Following a meeting between senior officials from France and the United Kingdom, the deadline for trying to resolve the dispute over the access of French fishing vessels to British waters was extended this Thursday (4).
Clement Beaune, the French foreign secretary for European affairs, discussed the British Channel’s charge of Brexit with David Frost, which undermines the English Channel’s difficult relationship between the two sides.
“Both sides have expressed their views and concerns,” a UK government spokesman said, adding that the discussion on post-Brexit fishing licenses would continue “early next week”.
“This conversation allowed us to restart the conversation,” Peon declared, “but there is still a lot of work to be done and there are big differences in positioning.” “What we are asking for is the use of the contract, not the new requirements regarding the contract,” he stressed.
Under a divorce agreement between the United Kingdom and the European Union (EU), fishing in British waters can be licensed, but only if they have already proved that they have done so in the area.
In the context of the tension over immigrants crossing the English Channel or other issues such as the so-called submarine crisis with Australia, the French and British did not agree on the nature and purpose of the supporting documents.
“We have a problem with the way the British (…) have chosen, with a certain number of criteria that are additional requirements in relation to the contract,” the senior French official explained.
London claims to have issued 98% of EU vessel license applications for fishing in its waters, which France reduces to 90%. However, the most sensitive area is on the French coast.
The British island of Jersey off the coast of Normandy has blocked access to nearly 50 fishing vessels, and neighboring island of Kurseni has not yet settled 64 claims, AFP data said on Tuesday.
Paris plans to ban British fishing boats from unloading cargo at its ports and tighten restrictions on ships and trucks, unless London grants more licenses to French fishermen, which London classifies as “threats”.

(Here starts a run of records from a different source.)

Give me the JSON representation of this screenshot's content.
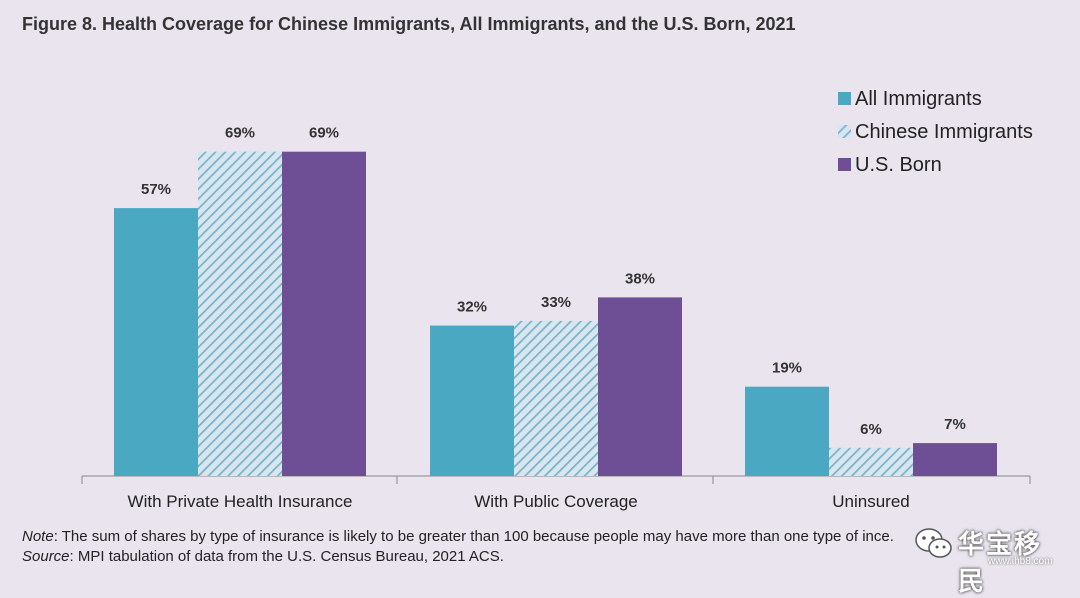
{
  "title": "Figure 8. Health Coverage for Chinese Immigrants, All Immigrants, and the U.S. Born, 2021",
  "note": {
    "note_label": "Note",
    "note_text": ": The sum of shares by type of insurance is likely to be greater than 100 because people may have more than one type of in",
    "note_tail": "ce.",
    "source_label": "Source",
    "source_text": ": MPI tabulation of data from the U.S. Census Bureau, 2021 ACS."
  },
  "watermark": {
    "text": "华宝移民",
    "url": "www.ihb8.com",
    "icon": "wechat-icon"
  },
  "colors": {
    "all_immigrants": "#4aa8c2",
    "chinese_immigrants_stripe": "#78b4cc",
    "chinese_immigrants_bg": "#d9e6ef",
    "us_born": "#6e4f96",
    "background": "#e9e4ee"
  },
  "chart_data": {
    "type": "bar",
    "categories": [
      "With Private Health Insurance",
      "With Public Coverage",
      "Uninsured"
    ],
    "series": [
      {
        "name": "All Immigrants",
        "values": [
          57,
          32,
          19
        ],
        "pattern": "solid"
      },
      {
        "name": "Chinese Immigrants",
        "values": [
          69,
          33,
          6
        ],
        "pattern": "hatched"
      },
      {
        "name": "U.S. Born",
        "values": [
          69,
          38,
          7
        ],
        "pattern": "solid"
      }
    ],
    "value_suffix": "%",
    "ylim": [
      0,
      100
    ],
    "grid": false,
    "legend_position": "top-right"
  }
}
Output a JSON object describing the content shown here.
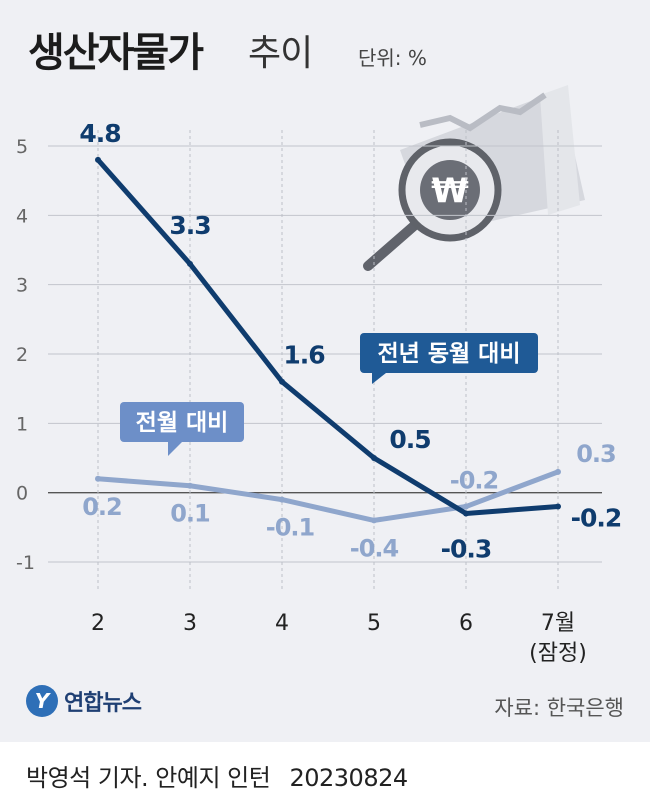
{
  "header": {
    "title": "생산자물가",
    "subtitle": "추이",
    "unit": "단위: %"
  },
  "callouts": {
    "yoy": "전년 동월 대비",
    "mom": "전월 대비"
  },
  "colors": {
    "yoy_line": "#0f3c6e",
    "mom_line": "#8fa6cc",
    "callout_yoy": "#1f5a96",
    "callout_mom": "#6d8fc8"
  },
  "chart_data": {
    "type": "line",
    "categories": [
      "2",
      "3",
      "4",
      "5",
      "6",
      "7월\n(잠정)"
    ],
    "x_tick_labels": [
      "2",
      "3",
      "4",
      "5",
      "6",
      "7월",
      "(잠정)"
    ],
    "y_ticks": [
      "5",
      "4",
      "3",
      "2",
      "1",
      "0",
      "-1"
    ],
    "ylim": [
      -1,
      5
    ],
    "grid": true,
    "series": [
      {
        "name": "전년 동월 대비",
        "values": [
          4.8,
          3.3,
          1.6,
          0.5,
          -0.3,
          -0.2
        ],
        "labels": [
          "4.8",
          "3.3",
          "1.6",
          "0.5",
          "-0.3",
          "-0.2"
        ]
      },
      {
        "name": "전월 대비",
        "values": [
          0.2,
          0.1,
          -0.1,
          -0.4,
          -0.2,
          0.3
        ],
        "labels": [
          "0.2",
          "0.1",
          "-0.1",
          "-0.4",
          "-0.2",
          "0.3"
        ]
      }
    ]
  },
  "logo": {
    "mark": "Y",
    "text": "연합뉴스"
  },
  "source": "자료: 한국은행",
  "footer": {
    "credit": "박영석 기자. 안예지 인턴",
    "date": "20230824"
  }
}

Despite the sanctions scheduled for Tuesday, the French government decided to wait for the outcome of the talks, which will include a meeting between Frost and European Commission Vice President Maros Shefkovic on Friday.
“Until the conversation seems possible (…), we will evaluate in the next few days without naivety, with European unity and a demand for results,” Peon added.
A quarter of French fisheries are carried in rich British waters, amounting to $ 750 million a year in sales to European fishermen, representing 20% of the total value.